An editorial in the hard-line
"Resalat" daily on 29 September also commented on the needs of the foreign
policy team. It noted that the diplomats need a "guidance council" or a
"thinking room" (presumably, a foreign policy think tank). "Resalat" said
diplomats and politicians do not have the time to study the issues they must
deal with because of their workloads, while researchers and scholars are
somewhat out of touch with the realities of diplomacy. "The establishment of a
thinking room can bring the areas of operations and research closer together and
create balance and equilibrium and make up for the research shortcomings and
weaknesses in the area of foreign policy."
No Obvious Effect
Ahmadinejad has evidently not been touched by such criticism.
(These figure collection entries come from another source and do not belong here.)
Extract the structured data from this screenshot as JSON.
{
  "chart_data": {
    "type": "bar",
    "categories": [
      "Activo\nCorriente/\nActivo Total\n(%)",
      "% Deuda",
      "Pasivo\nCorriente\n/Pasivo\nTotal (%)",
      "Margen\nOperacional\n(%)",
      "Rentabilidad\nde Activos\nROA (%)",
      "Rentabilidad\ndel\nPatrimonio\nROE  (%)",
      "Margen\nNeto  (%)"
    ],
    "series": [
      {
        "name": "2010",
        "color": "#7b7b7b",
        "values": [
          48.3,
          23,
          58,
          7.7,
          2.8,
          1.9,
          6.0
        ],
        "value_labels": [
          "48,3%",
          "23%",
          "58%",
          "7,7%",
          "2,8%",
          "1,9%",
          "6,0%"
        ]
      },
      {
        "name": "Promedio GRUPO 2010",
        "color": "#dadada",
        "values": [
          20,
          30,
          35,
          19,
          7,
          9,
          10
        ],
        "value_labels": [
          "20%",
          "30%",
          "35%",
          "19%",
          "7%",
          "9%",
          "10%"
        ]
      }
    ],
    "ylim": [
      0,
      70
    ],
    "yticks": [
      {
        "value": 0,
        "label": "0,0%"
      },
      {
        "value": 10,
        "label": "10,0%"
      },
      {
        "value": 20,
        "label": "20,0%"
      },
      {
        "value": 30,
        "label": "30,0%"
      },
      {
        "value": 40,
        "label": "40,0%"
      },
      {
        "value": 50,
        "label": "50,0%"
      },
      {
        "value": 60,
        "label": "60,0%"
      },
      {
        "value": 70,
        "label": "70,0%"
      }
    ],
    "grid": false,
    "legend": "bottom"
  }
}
In a 5
October speech he said Iran is not opposed to negotiations on the nuclear issue,
state television reported. But he added that Iran will not accept negotiations
that are meant to deprive Iranians of their rights. Ahmadinejad said European
countries other than the so-called EU-3 (France, Germany, and the United
Kingdom) have shown an interest in discussing the nuclear issue with Iran, and
these proposals are under review. Turning to the country's foreign policy in
general, Ahmadinejad said Iranian diplomats defend the country's rights
Iran's current position on the nuclear issue should not be
attributed to Ahmadinejad alone. Even before his inauguration Tehran made it
clear that all the regime's leaders have a common view on nuclear policy.
Furthermore, Ahmadinejad is not the only decision maker on the nuclear issue.
Other top officials of the regime -- including Hashemi-Rafsanjani and Rohani --
contribute to the process and Supreme Leader Ayatollah Ali Khamenei has veto
authority over his actions. Finally, Tehran has been fairly forthright for some
time on what it sees as its right to master the complete nuclear-fuel cycle.